Because Bell ignored his colleagues' recommendations and invoked a rule that neither was on the books when Romkes was hired nor approved by the appropriate university committee, many connected with the school wonder if Romkes' personal life was more of a factor than his funding record.
Romkes says he has met with Bell only twice: once during the interview process (he says he didn't out himself to Bell during his interview process, although his colleagues have known since he started at KU that he's gay), and later when Bell told him that he was not supporting his tenure bid. This leads Romkes to believe that Bell was motivated by "something nonprofessional." Romkes says he has been with his partner, civil engineer Matt Murphy, for 10 years, and adds that he has never experienced intolerance; his only complaint is awkward social situations.

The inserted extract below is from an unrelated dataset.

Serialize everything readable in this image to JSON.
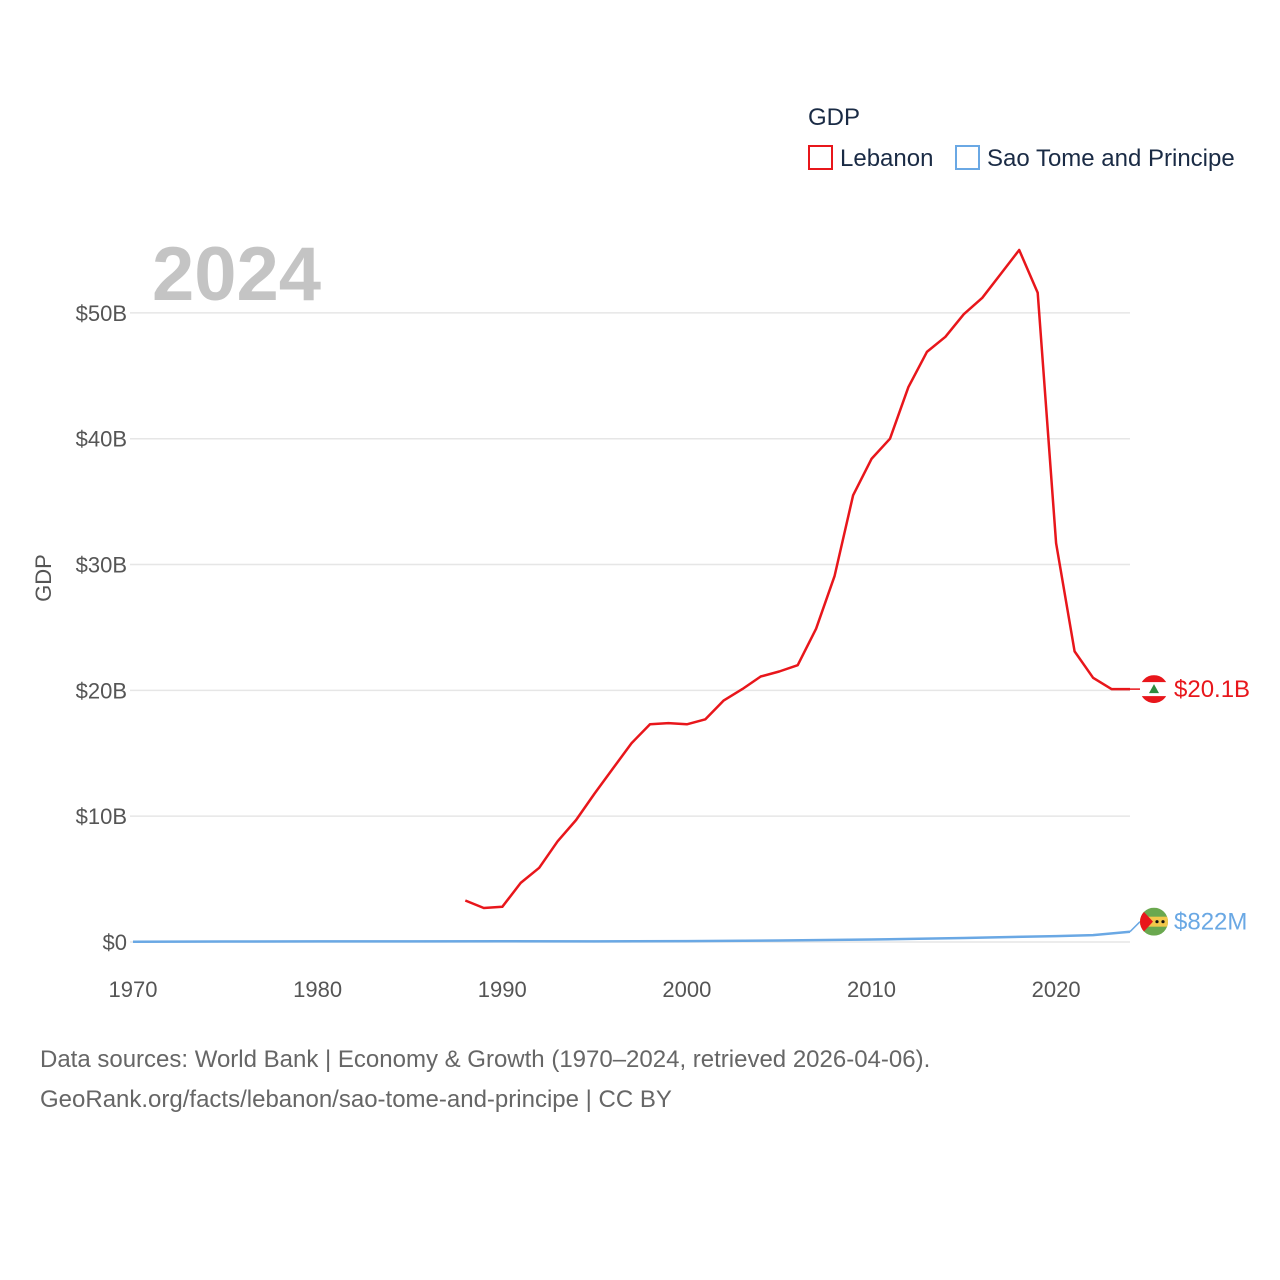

"I've gotten used to it because I am the only one that brings their same-sex partner to these functions," Romkes says. "Is that intolerance? No, not really."

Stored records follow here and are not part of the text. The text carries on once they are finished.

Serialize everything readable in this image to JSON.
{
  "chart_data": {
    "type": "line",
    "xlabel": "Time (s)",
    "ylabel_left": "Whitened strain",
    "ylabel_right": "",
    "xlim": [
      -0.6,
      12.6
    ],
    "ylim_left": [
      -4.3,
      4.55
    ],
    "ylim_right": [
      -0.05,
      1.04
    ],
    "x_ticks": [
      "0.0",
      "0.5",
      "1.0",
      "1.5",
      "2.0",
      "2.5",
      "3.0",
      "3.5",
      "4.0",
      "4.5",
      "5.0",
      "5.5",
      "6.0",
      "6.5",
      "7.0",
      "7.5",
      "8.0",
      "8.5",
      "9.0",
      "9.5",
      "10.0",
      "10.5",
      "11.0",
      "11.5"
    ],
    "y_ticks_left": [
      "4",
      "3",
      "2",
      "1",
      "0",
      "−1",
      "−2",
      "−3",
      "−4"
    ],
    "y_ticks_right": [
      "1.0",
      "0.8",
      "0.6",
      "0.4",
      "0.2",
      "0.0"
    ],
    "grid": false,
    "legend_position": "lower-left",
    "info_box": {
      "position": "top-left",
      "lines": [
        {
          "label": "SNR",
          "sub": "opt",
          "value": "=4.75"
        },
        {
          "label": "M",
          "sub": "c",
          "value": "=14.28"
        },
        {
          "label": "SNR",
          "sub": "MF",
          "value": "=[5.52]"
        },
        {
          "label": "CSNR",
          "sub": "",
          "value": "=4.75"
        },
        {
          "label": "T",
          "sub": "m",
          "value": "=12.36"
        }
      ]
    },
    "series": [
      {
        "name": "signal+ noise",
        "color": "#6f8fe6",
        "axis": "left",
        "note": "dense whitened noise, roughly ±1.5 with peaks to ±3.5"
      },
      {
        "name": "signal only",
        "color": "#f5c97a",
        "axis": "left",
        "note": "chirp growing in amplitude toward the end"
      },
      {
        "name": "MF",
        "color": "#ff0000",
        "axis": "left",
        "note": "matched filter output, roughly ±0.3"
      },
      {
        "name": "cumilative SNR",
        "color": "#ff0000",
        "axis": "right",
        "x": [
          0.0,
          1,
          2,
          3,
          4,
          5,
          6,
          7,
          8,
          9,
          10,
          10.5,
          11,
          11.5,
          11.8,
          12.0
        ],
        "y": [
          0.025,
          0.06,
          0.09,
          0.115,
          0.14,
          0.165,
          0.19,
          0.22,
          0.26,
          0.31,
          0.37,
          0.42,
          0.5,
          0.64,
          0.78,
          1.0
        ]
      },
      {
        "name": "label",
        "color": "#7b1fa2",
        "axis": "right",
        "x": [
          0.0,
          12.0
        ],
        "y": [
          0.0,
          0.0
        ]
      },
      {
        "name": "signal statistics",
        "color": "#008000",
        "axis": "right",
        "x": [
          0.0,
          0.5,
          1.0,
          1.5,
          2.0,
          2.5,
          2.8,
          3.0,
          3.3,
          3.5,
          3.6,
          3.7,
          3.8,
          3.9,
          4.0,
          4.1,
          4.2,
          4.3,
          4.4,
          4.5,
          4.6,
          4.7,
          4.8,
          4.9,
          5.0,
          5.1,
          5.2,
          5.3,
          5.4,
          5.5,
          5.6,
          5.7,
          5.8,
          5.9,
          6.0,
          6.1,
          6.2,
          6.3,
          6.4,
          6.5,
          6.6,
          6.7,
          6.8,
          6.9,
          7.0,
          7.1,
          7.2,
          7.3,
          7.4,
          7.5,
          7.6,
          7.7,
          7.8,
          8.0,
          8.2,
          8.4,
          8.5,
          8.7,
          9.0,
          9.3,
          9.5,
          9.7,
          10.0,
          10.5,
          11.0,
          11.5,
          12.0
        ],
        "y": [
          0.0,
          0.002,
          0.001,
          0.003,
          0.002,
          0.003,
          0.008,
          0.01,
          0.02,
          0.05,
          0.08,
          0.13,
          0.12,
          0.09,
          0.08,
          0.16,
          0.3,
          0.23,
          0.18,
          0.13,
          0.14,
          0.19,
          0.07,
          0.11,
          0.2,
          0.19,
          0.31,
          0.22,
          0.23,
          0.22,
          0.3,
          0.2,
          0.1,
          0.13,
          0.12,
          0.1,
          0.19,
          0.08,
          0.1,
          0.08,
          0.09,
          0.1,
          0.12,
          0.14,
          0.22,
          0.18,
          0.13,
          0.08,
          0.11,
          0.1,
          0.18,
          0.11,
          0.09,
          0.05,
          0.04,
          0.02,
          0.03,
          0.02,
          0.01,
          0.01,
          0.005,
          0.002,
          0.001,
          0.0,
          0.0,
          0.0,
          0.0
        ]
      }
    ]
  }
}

Barrett-Gonzalez, who has tenure, is a little more blunt: "I believe that the dean, who was the principal administrator who made the decision, has allowed his own personal inclinations and personal prejudices to cloud his professional judgment."
Several professors and former students have formed a support team called KU Alumni for Romkes, which has sent pamphlets to media outlets titled "KU: A Straight Place to Be."
"It is beyond suspicious that professor Romkes is also the first and only openly gay faculty member ever to have served in KU's School of Engineering," one mailer reads. "There are so many apparent irregularities and violations of rules, that one can only conclude that the checks and balances of KU's promotion, tenure and redress processes are fundamentally broken."
Jess denies that discrimination played any role in Romkes' review: "As is clear from Assistant Professor Romkes' court filings, the department chair, dean, University Promotion & Tenure Committee and provost all recommended against tenure because his research record did not meet the university's standard. There are no allegations of discrimination in Romkes' court filings because the university does not discriminate."
In an e-mailed statement, Bell recited almost verbatim the university's position that Romkes was not discriminated against. Bell also wrote that obtaining funding is as important for faculty members as for students.
"It is worth noting that engineering programs at research universities across the nation place great emphasis on research including the ability of faculty members to secure significant research funding," Bell wrote. "This funding helps ensure that our students are taught the latest concepts and are taught by faculty who are at the leading edge of their respective fields, both now and into the future. It is how we attract and support top graduate students. It is how we drive innovation and discovery, and enable our undergraduate students to learn from and conduct research with leading scholars."